Stuart adds: “Nigeria is going to be spending more than three times that, so almost $2 billion by 2027. There is a lot of investment in Nigeria. You’ve got your big players – Glo, MTN – they’ve been spending in terms of upgrading the network. They’re already sitting at about

$1.8 billion and it’s going to be a bit above and below that over the forecast period; fairly consistent with that level. Again, the vast majority of that is sitting in the mobile space. South Africa is spending $1.6 billion and that’s actually going to drop a little bit over the forecast period. It makes sense in a way because a lot of the 5G stuff is already in progress. There’s a lot of spend happening at the moment but over time, that does mean it will slow down.”

Data consumption is expected to continue its increase, leaving telcos with solutions to find from an economic and infrastructure perspective. “The challenge that telcos and, particularly, the content providers have is the monetization of that because [it’s] very expensive to upgrade this. There’s obviously downward pressure on data prices but money needed to be spent to upgrade the infrastructure to cater for the increasingly data-heavy world that we live in.

About 80% of data consumption is sitting in the video space, and there are various other categories around communications, music etc. Does it mean that people are watching more than listening to music? Not necessarily. Video [is] just much more heavy from a data usage perspective,” says Stuart.

African, Tech Savvy & Proud

Another notable point in the report is the impact of the continent’s youth on the growth of the mobile gaming sector.

“The fastest growing segment of video games we’re seeing is in what we call casual and social gaming. That’s your Candy Crush, it’s mobile games that people either play on a free-to-play model or ‘freemium’ where it’s free to start but then you might start paying for things down the line. A lot of that is also funded potentially through advertising that appears in those games so that’s where a lot of that growth is coming from,” says Stuart.

These developments have also opened up an emerging avenue in the cinema space and he adds that this could create opportunities in emerging economies that are primarily tech and mobile-focused.

“Video games are seen as one of the access points to the youth. [They] engage in it and we’re seeing things expanding.

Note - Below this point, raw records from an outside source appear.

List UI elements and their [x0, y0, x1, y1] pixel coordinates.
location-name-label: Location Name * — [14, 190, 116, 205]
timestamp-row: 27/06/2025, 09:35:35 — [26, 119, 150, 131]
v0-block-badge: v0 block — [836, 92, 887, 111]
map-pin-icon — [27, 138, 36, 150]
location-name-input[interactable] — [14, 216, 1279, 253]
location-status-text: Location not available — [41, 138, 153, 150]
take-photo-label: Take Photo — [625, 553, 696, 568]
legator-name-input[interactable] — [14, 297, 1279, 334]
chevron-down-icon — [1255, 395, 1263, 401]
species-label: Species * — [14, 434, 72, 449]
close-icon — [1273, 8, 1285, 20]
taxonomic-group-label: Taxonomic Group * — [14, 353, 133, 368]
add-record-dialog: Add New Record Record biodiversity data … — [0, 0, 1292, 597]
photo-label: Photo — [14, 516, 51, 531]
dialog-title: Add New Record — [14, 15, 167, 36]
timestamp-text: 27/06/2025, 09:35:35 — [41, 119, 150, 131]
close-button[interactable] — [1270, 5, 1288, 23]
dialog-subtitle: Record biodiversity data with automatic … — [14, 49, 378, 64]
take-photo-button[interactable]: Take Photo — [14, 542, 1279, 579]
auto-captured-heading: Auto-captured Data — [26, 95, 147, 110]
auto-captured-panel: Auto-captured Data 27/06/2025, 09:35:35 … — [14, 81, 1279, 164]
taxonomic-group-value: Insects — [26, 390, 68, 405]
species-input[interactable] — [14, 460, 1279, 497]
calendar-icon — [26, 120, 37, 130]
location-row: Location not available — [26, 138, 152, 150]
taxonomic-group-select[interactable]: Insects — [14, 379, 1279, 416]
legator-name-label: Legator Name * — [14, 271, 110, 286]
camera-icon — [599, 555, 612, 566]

During Covid, the Fortnite platform, which people access from a video games’ perspective was used to host music concerts – Travis [Scott], I think, was who appeared on the Fortnite platform and had thousands and thousands of people watching his show, whereas you previously wouldn’t have seen it. There’s a bit of multi- functionality within the video games space.

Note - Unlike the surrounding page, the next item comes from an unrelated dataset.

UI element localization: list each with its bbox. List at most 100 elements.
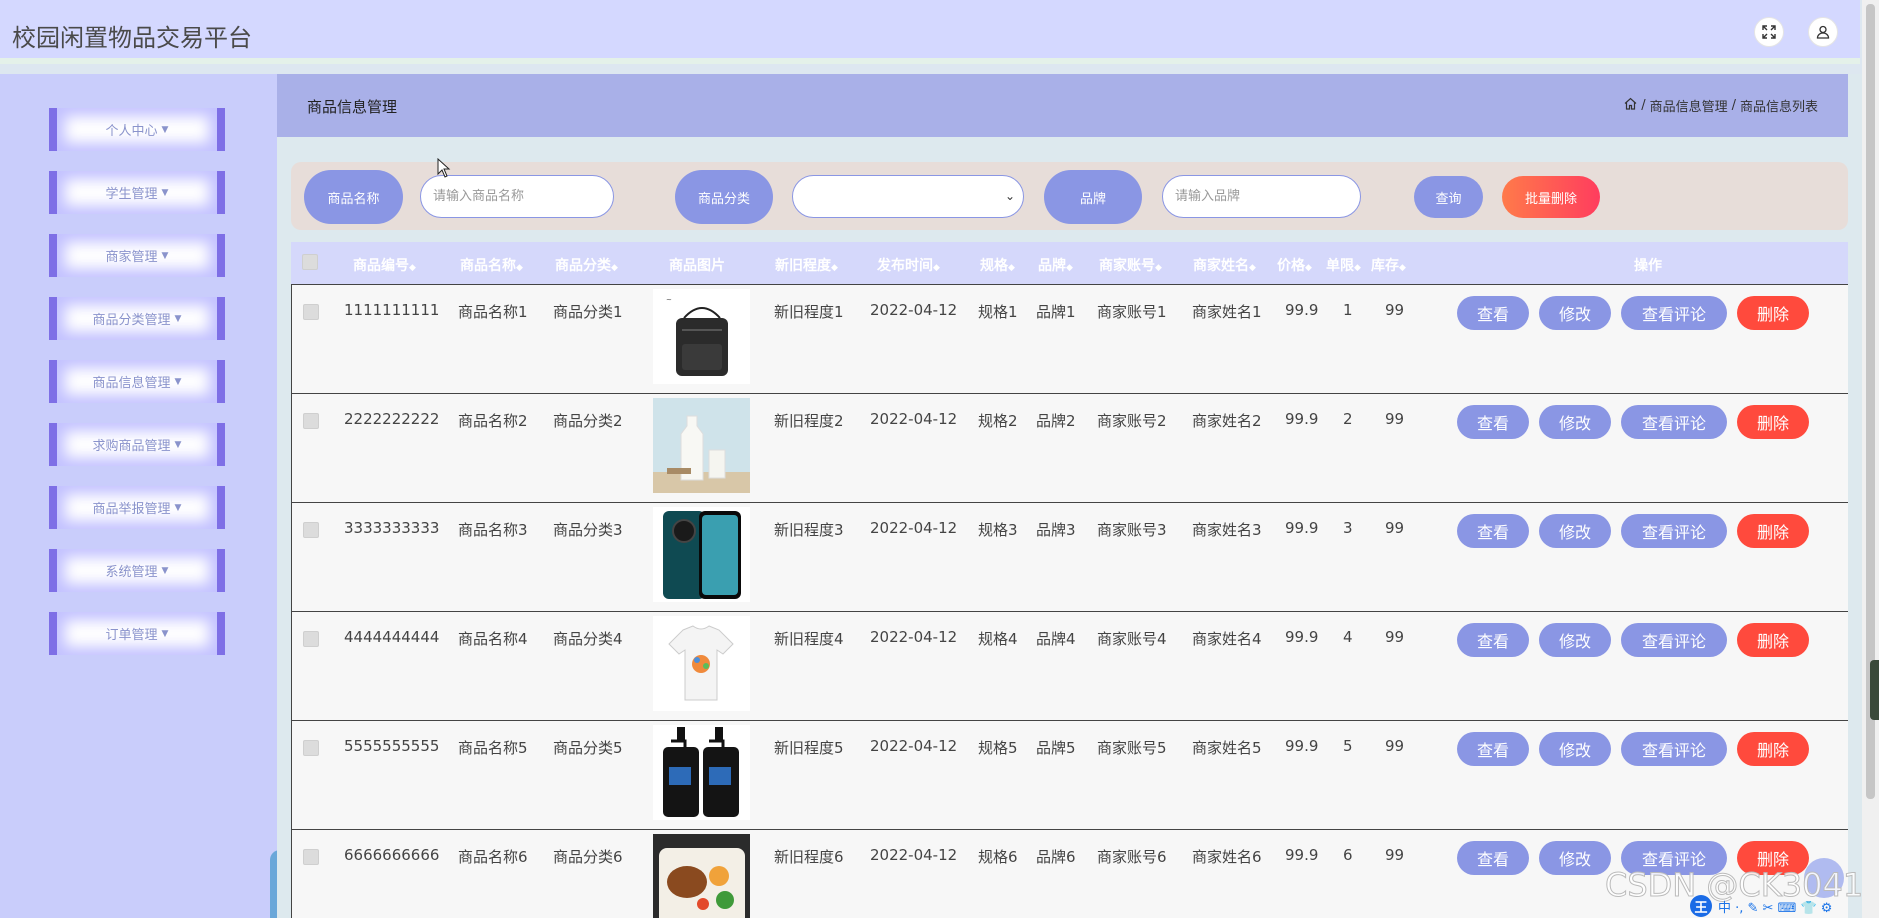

“What we are seeing in the cinema space is interesting. We’ve always had, traditionally, other sorts of areas like Lego, and then you’ve got Lego: The Movie. We are now starting to see video games that have movie titles and movie franchises attached to them. Why? Because you’ve got this audience that’s already engaged with your content in the video games space and how do you try and stay engaged with them but in a different media format? It could be a series on OTT or it could be an actual big screen film. Maybe that’s some sort of element of opportunity within Kenya and Nigeria – as video games continues to grow, that could help to spur some growth as that content is repackaged into the cinema space,” Stuart concludes.